Dr. Lisa DeAngelis added, “Ending cancer has been MSK’s singular mission since 1884, and clinical trial R&D is central to the mission. It is the soul of the Cure4Cancer international movement.”

Following the opening remarks, there were a series of panel discussions about critical issues.

International Regulatory Harmonization and Collaboration for Accelerating Cancer Cures.

Larry Norton, Senior Vice President, Office of the President, MSK, noted that one of the greatest hinderances to global regulatory harmonization today is the lack of clinical trial data sharing across borders. The first panel emphasized the need to collaborate, especially since there is a 6-12 month lag in regulatory approval that exists between the U.S. and other countries and in many other cases it can be as much as 2 to 3 years.

The panel also stressed the importance of including low-income countries, because they do not have the opportunities to involve themselves in clinical trials. Additionally, by expanding access to more participants and fostering data sharing across borders, the clinical trial treatment development process will be accelerated.

Promoting Patient-Centric Clinical Trials 

When discussing how clinical trials can be improved for patients, Simon Powell, Chairman of the Department of Radiation Oncology at MSK, noted: “Patients want answers, they want answers and they want them quickly. In picking up on a theme from earlier, our role as physicians in a clinic is to design the trials so they are not massively cumbersome and can be executed in a reasonable timeframe.” Lillian Leigh agreed: “Inclusion of patient and care-givers voices in clinical trials is so important.”  

Expanding Global Health Equity in Clinical Trail Access and Participation

The third panel shared examples of the benefits of collaboration and the potential going forward. Tolulope Adewole, MD and managing director of the Nigerian Sovereign Investment Authority’s Medserv, shared his experience. “There was a study at the University of Chicago, and they couldn’t get enough people, but they came to MedServ and within six months we were able to recruit 60 people for them,” said Adewole. “With collaboration, we will actually get faster and be able to treat people.”

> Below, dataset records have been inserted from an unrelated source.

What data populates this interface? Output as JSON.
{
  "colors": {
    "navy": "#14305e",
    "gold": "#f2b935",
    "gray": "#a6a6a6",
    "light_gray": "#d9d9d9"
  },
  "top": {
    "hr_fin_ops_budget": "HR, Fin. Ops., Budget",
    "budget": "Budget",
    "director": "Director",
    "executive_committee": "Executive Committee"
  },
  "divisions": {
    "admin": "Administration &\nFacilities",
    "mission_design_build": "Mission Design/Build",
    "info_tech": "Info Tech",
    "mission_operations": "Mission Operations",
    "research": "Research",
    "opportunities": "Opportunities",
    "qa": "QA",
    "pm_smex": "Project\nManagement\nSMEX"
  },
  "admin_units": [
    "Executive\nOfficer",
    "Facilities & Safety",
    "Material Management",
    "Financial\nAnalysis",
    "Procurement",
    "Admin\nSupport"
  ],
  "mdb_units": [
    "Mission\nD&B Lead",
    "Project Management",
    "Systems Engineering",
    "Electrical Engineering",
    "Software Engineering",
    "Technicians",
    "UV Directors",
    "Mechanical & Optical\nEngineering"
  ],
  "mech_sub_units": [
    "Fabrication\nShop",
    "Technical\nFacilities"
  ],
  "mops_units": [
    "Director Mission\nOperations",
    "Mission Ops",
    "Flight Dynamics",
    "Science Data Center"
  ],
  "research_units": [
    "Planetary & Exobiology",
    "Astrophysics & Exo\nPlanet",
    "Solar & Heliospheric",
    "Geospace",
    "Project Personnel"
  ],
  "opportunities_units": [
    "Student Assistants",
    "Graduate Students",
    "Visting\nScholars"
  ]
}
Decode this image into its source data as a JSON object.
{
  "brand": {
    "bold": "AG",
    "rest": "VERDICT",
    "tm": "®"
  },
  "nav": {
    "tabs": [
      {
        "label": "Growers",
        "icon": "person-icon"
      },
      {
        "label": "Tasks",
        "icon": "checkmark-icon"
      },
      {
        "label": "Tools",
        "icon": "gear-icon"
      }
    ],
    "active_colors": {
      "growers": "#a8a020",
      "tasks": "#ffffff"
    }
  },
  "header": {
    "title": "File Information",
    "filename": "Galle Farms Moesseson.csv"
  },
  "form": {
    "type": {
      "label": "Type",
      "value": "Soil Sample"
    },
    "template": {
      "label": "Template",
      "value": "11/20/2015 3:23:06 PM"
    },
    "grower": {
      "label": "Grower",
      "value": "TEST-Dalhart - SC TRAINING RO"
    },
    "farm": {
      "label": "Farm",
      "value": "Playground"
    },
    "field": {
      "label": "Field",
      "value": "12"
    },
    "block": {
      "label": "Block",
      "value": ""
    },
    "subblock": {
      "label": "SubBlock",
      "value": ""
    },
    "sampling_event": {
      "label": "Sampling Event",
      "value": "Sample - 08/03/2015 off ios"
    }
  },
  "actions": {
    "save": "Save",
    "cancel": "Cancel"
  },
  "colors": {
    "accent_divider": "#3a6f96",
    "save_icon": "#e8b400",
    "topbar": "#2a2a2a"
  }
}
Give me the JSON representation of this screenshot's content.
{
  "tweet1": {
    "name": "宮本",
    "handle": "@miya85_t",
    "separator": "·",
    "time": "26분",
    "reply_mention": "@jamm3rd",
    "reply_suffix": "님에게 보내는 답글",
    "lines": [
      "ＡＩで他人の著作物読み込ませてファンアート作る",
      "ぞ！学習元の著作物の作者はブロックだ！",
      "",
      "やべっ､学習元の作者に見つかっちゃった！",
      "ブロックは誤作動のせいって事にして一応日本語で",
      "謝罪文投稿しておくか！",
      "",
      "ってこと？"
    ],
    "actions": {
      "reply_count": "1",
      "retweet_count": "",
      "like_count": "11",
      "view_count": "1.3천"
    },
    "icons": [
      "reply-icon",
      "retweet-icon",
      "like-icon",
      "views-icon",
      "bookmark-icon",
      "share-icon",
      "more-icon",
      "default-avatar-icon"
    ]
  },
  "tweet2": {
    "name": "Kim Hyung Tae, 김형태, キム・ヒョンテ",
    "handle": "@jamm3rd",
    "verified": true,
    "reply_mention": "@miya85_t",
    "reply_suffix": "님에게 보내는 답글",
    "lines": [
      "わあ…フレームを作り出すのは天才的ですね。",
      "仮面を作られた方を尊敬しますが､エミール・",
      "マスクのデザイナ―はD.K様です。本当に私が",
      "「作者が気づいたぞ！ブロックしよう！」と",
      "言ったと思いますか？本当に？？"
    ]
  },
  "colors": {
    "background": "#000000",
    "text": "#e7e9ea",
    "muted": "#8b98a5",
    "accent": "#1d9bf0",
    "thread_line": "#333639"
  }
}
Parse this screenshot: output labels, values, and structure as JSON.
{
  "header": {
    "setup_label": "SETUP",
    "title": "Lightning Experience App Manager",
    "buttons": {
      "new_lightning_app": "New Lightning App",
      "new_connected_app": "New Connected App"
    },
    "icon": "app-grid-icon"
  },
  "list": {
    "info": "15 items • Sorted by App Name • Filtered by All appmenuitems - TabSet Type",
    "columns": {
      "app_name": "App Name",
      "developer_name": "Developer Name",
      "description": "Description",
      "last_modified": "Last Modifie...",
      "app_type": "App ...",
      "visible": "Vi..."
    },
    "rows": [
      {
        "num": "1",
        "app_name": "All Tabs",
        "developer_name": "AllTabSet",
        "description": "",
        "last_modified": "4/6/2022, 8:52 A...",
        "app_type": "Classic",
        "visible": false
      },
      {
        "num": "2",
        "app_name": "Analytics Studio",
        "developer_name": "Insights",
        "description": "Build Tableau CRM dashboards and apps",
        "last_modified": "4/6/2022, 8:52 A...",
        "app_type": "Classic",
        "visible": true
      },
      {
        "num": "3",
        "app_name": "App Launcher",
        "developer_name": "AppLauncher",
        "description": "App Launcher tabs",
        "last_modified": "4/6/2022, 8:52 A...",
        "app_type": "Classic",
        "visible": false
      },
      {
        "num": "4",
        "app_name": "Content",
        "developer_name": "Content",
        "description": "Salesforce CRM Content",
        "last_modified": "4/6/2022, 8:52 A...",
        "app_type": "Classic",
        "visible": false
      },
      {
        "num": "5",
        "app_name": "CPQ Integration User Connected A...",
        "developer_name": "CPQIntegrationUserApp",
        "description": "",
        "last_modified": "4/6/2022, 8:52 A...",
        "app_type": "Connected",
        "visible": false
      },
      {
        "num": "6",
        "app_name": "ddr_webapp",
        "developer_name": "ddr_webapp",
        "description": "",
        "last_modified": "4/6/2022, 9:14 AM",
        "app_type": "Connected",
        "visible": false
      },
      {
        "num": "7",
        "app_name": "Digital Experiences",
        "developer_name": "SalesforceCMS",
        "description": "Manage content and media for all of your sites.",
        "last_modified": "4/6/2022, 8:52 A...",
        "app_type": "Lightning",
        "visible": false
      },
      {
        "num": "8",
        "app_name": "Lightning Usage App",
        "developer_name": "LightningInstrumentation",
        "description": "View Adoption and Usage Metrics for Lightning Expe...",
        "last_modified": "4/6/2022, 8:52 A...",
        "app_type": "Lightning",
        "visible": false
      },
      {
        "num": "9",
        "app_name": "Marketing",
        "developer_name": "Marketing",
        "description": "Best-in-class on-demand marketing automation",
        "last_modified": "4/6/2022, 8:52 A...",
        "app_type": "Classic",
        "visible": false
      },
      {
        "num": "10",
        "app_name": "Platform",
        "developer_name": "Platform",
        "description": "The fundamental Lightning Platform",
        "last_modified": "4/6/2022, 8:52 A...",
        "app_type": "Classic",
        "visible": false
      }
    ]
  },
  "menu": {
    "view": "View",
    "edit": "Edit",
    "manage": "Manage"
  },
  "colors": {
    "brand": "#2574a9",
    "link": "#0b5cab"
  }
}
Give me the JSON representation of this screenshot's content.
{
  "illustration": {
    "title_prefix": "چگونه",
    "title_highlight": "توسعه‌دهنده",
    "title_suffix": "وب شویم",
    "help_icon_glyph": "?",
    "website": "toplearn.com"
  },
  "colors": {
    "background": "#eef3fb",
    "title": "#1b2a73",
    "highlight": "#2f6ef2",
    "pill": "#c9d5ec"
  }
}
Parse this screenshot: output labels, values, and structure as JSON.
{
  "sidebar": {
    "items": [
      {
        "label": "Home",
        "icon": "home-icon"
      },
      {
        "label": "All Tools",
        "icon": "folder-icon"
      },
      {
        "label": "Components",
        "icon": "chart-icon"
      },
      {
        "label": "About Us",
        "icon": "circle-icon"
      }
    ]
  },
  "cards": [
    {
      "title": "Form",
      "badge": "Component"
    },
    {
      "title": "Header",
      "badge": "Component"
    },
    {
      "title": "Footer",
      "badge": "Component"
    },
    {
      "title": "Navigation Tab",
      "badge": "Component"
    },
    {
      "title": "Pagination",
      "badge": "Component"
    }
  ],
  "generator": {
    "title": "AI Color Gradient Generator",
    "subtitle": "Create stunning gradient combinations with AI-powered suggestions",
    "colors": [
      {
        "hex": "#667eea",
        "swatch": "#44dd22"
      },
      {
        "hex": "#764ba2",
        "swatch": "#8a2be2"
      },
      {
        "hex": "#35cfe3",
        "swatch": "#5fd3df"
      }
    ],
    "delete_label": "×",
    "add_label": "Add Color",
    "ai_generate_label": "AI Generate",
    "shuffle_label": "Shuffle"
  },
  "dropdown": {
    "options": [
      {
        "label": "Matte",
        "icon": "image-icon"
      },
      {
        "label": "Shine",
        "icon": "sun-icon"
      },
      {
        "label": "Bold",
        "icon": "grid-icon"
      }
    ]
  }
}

The 6th Annual MSK-CTONG Symposium

The Cure4Cancer team then hosted the 6th annual MSK-CTONG symposium, which featured five scientific panels, including medical professionals from Australia, Brazil, Chile, China, Nigeria, Switzerland, U.K. and the U.S. Topics ranged from leveraging artificial intelligence in oncology to clinical trial training and education to advance towards the goal of global health equity.